Reputation: 1610
Will it leave one remained and delete the others, or pass them all into mapper and reducer?
Upvotes: 0
Views: 2734
Reputation: 1174
The MapReduce Model will read them independently on the Map phase and grouping by the Key in the Reduce phase as @saurabh mentioned
Upvotes: 0
Reputation: 1353
Same KeyValue Pair
Since Key-Value pairs are independent of each other , so Mapper will never look/know for a identical Key-Value Pair
ex:
key value
1 2
1 2
2 5
3 19
map(k,v)
{
emit(k,v)
}
emit: 1,2 1,2 2,5 3,19
Identical Key-Value pair are handled by sorting the value on Key , so the value associated with the Key is ignored ,so each value is treated as unique.
ex:
key value
1 {2,2}
2 {5}
3 {19}
Upvotes: 2
Reputation: 33555
Hadoop framework will not ignore/delete any duplicate KV pairs. Any ignoring/modifications to the KV pairs have to be done in the user defined map and reduce functions.
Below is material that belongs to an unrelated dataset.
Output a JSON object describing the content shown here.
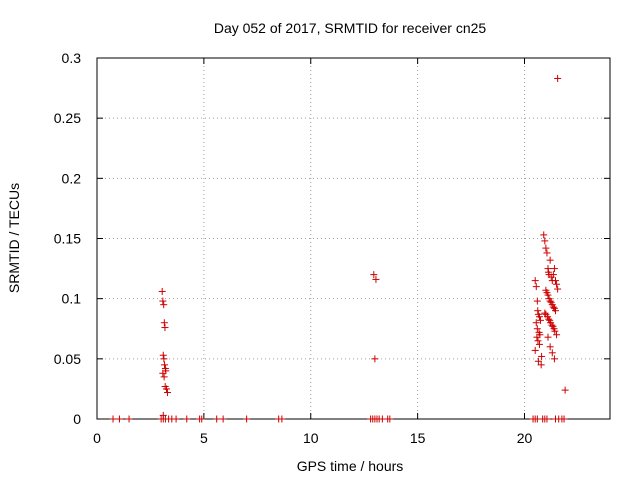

The frameworks reads the input data and invokes the user defined map function with the input data as KV pairs, the map function emits KV pairs after some processing. These intermediate KV pairs are sorted/merged and the user defined reducer function is invoked again and again for each key, the reduce function will again emit KV pairs.
Would suggest to get the Hadoop: The Definitive Guide, 3rd Edition for a better clarity on MapReduce and Hadoop.
Upvotes: 2